There's no doubt, though, about what she's doing in the famous fore-play dialogue that ends this first encounter, a scene that has been so endlessly excerpted on TV that it's tattooed on most of our brains. Its dialogue almost plays like a vaudeville patter routine. That tone might just be a clue to Stanwyck's basic approach to this part and this movie. Did the specter of career vaudevillian Frank Fay raise its ugly head in her mind while she was playing this woman who loathes her husband and wants him dead? She observed Fay's routines on stage during her formative years, and in 1933 she even sank her own money into a Fay revue,
Tattle Tales
, which marked the last time, regrettably, that Stanwyck acted on stage (she did scenes from her Capra films). Add a dash of Wilder's Weimar vinegar to this Fay training, and here it is:

“There's a speed limit in this state, Mr.
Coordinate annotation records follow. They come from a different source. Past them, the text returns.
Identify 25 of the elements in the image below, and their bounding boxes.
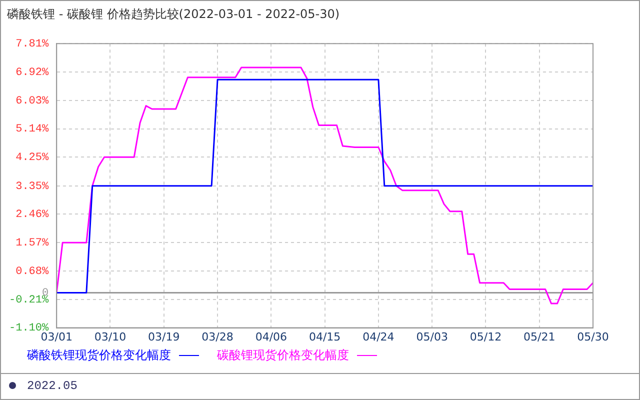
x-tick-label: 04/15	[308, 330, 341, 344]
x-tick-label: 05/30	[577, 330, 609, 344]
x-tick-label: 05/03	[416, 330, 448, 344]
x-tick-label: 04/24	[362, 330, 394, 344]
y-tick-label: 5.14%	[16, 124, 49, 136]
y-tick-label: 1.57%	[16, 238, 49, 250]
text: 2022.05	[27, 379, 78, 393]
y-tick-label: -0.21%	[8, 294, 49, 306]
y-tick-label: 4.25%	[16, 152, 49, 164]
y-tick-label: 6.92%	[16, 66, 49, 79]
y-tick-label: 2.46%	[16, 209, 49, 222]
x-tick-label: 03/19	[148, 330, 180, 344]
x-tick-label: 05/12	[470, 330, 502, 344]
legend-label: 磷酸铁锂现货价格变化幅度	[27, 347, 171, 364]
y-tick-label: 7.81%	[16, 38, 49, 51]
y-tick-label: 3.35%	[16, 180, 49, 193]
x-tick-label: 05/21	[524, 330, 556, 344]
chart-title: 磷酸铁锂 - 碳酸锂 价格趋势比较(2022-03-01 - 2022-05-30)	[7, 6, 340, 23]
x-tick-label: 03/10	[94, 330, 126, 344]
x-tick-label: 03/01	[40, 330, 72, 344]
legend-label: 碳酸锂现货价格变化幅度	[217, 347, 349, 364]
x-tick-label: 03/28	[202, 330, 234, 344]
y-tick-label: 0.68%	[16, 266, 49, 278]
y-tick-label: 6.03%	[16, 95, 49, 108]
x-tick-label: 04/06	[255, 330, 288, 344]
Neff, forty-five miles an hour,” says Phyllis, very fast, almost as if she's waiting for the next “Who's on first?” line. “How fast was I going, Officer?” parries Neff, the salesman incarnate. “I'd say around ninety,” she says, with a lower inflection—heated, but a parody of “heated,” too. “Suppose you get down off your motorcycle and give me a ticket,” raps out Neff, quick as a shot. “Suppose I let you off with a warning this time,” says Phyllis, suddenly a dominatrix. “Suppose it doesn't take,” he continues (hit me harder, Mistress!). “Suppose I have to rap you over the knuckles,” she purrs (Production
Code? What Production Code?). “Suppose I bust out crying and put my head on your shoulder,” he ponders, a canny masochist. “Suppose you try putting it on my husband's shoulder,” she snaps, just like she impatiently closed her lipstick in front of the mirror. “That tears it,” he concludes, and the operative word here is “tears.” Wilder is at his best when he turns his wordsmith glee to slang terms, the gaudier and more disposable the better. Phyllis has completely emasculated this man in one rapid-fire exchange, and he loves it. But she's weary of her own power, a feeling which maybe reads as the uncertainty we sometimes see in her eyes and in her movements.